Paolo Pagani
(Castello Valsolda, 1655 - Milano, 1716)
GIOCHI DI PUTTI
olio su tela, cm 173x250
PLAYING CHILDREN
oil on canvas, 173x250 cm
Il dipinto è accompagnato da una scheda di Alessandro Morandotti, di cui si riporta un estratto.
"Un gruppo di putti si esercita in spericolati giochi acrobatici, su uno spalto roccioso da cui si domina un paesaggio di acque, di monti e di borghi, rischiarato in lontananza nella luce dorata del tardo pomeriggio. Con scioltezza il pennello delinea le floride anatomie dei fanciulli, tracciandole con una materia pittorica ammorbidita che restituisce agli incarnati una vibrazione atmosferica, accendendoli ora con toni affocati e ora con riflessi diafani e impalliditi, quasi lunari.

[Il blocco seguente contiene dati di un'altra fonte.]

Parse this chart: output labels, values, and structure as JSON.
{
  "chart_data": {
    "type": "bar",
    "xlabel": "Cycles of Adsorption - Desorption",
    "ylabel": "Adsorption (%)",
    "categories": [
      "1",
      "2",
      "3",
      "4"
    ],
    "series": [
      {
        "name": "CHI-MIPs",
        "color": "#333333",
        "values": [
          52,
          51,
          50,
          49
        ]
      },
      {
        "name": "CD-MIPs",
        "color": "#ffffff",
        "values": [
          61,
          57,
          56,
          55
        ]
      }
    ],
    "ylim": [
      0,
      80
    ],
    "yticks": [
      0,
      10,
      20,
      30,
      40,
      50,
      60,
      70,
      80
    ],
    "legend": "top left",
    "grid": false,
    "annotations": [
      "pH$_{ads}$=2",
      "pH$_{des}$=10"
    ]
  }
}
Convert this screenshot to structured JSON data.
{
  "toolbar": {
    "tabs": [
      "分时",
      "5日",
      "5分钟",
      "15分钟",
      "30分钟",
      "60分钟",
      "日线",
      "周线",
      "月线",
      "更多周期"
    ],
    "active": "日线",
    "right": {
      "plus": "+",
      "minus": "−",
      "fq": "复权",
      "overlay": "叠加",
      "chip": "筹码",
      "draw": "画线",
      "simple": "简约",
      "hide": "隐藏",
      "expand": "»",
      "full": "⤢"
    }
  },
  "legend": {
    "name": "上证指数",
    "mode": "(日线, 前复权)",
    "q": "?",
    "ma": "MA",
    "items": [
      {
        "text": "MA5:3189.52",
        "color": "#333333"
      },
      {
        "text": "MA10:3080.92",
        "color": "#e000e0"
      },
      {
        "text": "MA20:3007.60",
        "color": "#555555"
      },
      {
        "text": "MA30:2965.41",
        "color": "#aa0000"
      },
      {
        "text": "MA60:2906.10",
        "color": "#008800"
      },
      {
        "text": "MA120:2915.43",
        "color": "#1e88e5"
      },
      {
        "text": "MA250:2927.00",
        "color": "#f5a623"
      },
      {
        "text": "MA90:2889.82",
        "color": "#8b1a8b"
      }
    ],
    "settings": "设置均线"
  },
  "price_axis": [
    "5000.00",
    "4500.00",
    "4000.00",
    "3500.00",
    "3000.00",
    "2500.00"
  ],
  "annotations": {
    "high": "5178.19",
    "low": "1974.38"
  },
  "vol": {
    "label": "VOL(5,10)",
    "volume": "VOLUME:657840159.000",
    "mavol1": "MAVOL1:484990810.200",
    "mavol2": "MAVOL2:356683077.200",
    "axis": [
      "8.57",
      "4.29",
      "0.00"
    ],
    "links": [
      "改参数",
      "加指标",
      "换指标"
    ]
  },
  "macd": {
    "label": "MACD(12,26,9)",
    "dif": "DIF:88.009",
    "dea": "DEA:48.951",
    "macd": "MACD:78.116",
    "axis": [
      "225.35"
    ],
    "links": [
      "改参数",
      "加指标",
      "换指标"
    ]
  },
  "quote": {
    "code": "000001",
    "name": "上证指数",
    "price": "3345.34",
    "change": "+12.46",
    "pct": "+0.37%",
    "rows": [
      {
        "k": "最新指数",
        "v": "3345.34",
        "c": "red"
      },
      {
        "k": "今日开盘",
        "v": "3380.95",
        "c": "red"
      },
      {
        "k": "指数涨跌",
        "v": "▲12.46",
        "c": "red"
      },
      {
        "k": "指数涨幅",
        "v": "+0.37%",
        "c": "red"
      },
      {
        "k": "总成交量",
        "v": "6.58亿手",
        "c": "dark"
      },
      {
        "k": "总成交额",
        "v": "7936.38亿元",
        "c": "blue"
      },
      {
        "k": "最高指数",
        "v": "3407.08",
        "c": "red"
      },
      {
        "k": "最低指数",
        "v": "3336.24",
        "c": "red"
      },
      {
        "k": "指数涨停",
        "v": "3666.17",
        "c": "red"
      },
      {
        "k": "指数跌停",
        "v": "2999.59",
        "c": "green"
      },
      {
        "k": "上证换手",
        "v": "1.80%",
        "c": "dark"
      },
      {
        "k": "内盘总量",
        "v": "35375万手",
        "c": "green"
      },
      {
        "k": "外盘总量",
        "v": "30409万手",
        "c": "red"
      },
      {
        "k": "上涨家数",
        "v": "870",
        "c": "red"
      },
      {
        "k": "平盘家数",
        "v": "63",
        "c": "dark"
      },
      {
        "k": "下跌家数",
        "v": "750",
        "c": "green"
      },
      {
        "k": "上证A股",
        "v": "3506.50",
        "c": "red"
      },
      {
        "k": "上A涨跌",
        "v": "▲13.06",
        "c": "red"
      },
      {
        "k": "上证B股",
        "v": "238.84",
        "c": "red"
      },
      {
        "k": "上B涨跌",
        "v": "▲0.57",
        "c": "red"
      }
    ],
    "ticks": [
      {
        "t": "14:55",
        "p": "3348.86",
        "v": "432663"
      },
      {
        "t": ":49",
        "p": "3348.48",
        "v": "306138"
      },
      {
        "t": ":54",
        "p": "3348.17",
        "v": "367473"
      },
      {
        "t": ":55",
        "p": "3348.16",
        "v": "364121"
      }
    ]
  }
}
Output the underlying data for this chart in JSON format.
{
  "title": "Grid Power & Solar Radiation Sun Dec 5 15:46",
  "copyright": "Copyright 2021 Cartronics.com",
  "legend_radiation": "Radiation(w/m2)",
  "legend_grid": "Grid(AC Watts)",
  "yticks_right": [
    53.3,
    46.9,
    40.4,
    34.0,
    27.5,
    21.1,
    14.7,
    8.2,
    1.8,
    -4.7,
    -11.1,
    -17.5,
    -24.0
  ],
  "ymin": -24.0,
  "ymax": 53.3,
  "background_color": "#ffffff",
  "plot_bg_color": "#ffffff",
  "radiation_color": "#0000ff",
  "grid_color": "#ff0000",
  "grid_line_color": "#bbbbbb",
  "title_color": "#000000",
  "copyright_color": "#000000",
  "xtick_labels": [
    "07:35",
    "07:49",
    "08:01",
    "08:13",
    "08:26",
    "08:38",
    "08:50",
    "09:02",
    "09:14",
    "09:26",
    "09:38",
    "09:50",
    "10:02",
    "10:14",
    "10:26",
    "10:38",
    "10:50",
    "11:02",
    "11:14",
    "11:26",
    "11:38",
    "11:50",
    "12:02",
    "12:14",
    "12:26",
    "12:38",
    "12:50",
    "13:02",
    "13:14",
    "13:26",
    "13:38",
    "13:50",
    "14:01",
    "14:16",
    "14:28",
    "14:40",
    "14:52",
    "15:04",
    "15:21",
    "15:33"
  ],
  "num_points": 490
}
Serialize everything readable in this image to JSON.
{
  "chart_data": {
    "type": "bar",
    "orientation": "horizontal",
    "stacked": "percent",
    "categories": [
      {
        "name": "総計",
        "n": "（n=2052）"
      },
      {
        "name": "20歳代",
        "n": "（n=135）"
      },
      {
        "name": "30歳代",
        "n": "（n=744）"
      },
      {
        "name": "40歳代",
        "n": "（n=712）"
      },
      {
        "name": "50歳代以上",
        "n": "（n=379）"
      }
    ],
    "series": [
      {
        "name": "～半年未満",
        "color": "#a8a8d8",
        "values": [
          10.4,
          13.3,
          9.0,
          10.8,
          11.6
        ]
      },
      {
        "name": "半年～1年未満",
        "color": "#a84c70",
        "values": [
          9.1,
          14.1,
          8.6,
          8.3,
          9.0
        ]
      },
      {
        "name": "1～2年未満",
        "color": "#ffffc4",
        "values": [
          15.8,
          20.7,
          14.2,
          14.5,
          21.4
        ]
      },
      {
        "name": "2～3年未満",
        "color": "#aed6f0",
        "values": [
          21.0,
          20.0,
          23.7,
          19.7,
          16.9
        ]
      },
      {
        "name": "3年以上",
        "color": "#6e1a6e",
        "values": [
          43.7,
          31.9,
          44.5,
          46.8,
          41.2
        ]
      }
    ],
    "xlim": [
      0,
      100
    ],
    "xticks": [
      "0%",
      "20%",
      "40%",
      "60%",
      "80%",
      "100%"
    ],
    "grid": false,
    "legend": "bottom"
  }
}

Tutto in questo dipinto rimanda al linguaggio inconfondibile di Paolo Pagani, che potremmo riconoscere anche solo grazie allo spirito eccentrico di questa invenzione, una rilettura estrosa e fuori dagli schemi dell’iconografia tradizionale dei giochi di putti, diffusa fin dall’età rinascimentale nella pittura, soprattutto a fresco, e nella grafica a stampa. Nessuno di questi precedenti aveva mai raffigurato i personaggi di spalle, come fa Pagani per concentrarsi su quella che è la sua vera passione, lo studio del nudo, e li aveva mai ambientati in uno scenario naturale così vasto ed evocativo, in cui accanto ai ricordi di certi cieli della pittura veneziana, ben conosciuti dal pittore nei lunghi anni di soggiorno nella Serenissima, si colgono i riflessi dei paesaggi di Pieter Mulier detto il Tempesta (Haarlem, 1637 – Milano, 1701), attivo in Lombardia alla fine del Seicento. Piuttosto inusitata è anche l’adozione di una tela di un formato così ampio per un soggetto di questo genere, un altro segnale dell’approccio anticonvenzionale che caratterizza spesso le scelte iconografiche di Paolo Pagani. In fondo questa grande tela è una sorta di traduzione in grande degli spettacolari disegni di nudo di Pagani, un maestro nello studio dell’anatomia e nell’invenzione di funambolici raggruppamenti di figure, come mostrano i molti fogli che ci sono pervenuti, eseguiti soprattutto durante il periodo veneziano e gli anni di trasferta professionale in Moravia e nei territori dell’impero asburgico (per i disegni si veda A. Morandotti, Paolo Pagani disegnatore e le “accademie di nudo”, in Paolo Pagani 1655-1716, catalogo della mostra a cura di F. Bianchi, Milano, 1998, pp. 81-92, e le schede di A. Morandotti e M. Togner alle pp. 17-191).
A confronto con la produzione pittorica di Pagani finora rintracciata, questi Giochi di putti offrono un'inedita incursione del pittore nel genere del paesaggio, di cui finora non si conoscevano esempi. Accanto alla conoscenza dei paesaggi di Pieter Mulier conservati nelle collezioni lombarde di fine Seicento si nota anche l’attenzione di Pagani per i fatti della pittura genovese coeva, soprattutto in direzione di Domenico Piola (Genova, 1627 - 1703) e all’ispirazione rubensiana di molte sue tele allegoriche animate da putti, e di Bartolomeo Guidobono (Savona, 1654 - Torino, 1709), di cui si conservano alcuni dipinti con putti e satiri in ampi scenari boscosi che dovettero senz’altro suscitare l’interesse di Pagani. Per quanto attiene alla collocazione di questi Giochi di putti nel percorso di Paolo Pagani, i confronti stilistici più stringenti riportano a una serie di opere realizzate nell’ultimo periodo di attività dell’artista, nel primo decennio del Settecento. In particolare lo sciolto dinamismo dei putti richiama da vicino quello degli esuberanti angioletti che affollano le due grandi pale d’altare raffiguranti i Santi Francesco e Antonio da Padova con Gesù Bambino e la Madonna con il Bambino e San Felice da Cantalice, eseguite intorno al 1702 per la chiesa cappuccina di Chiusa val d’Isarco su commissione della duchessa di Parma, Sofia Dorotea di Neuburg, sorella della regina di Spagna".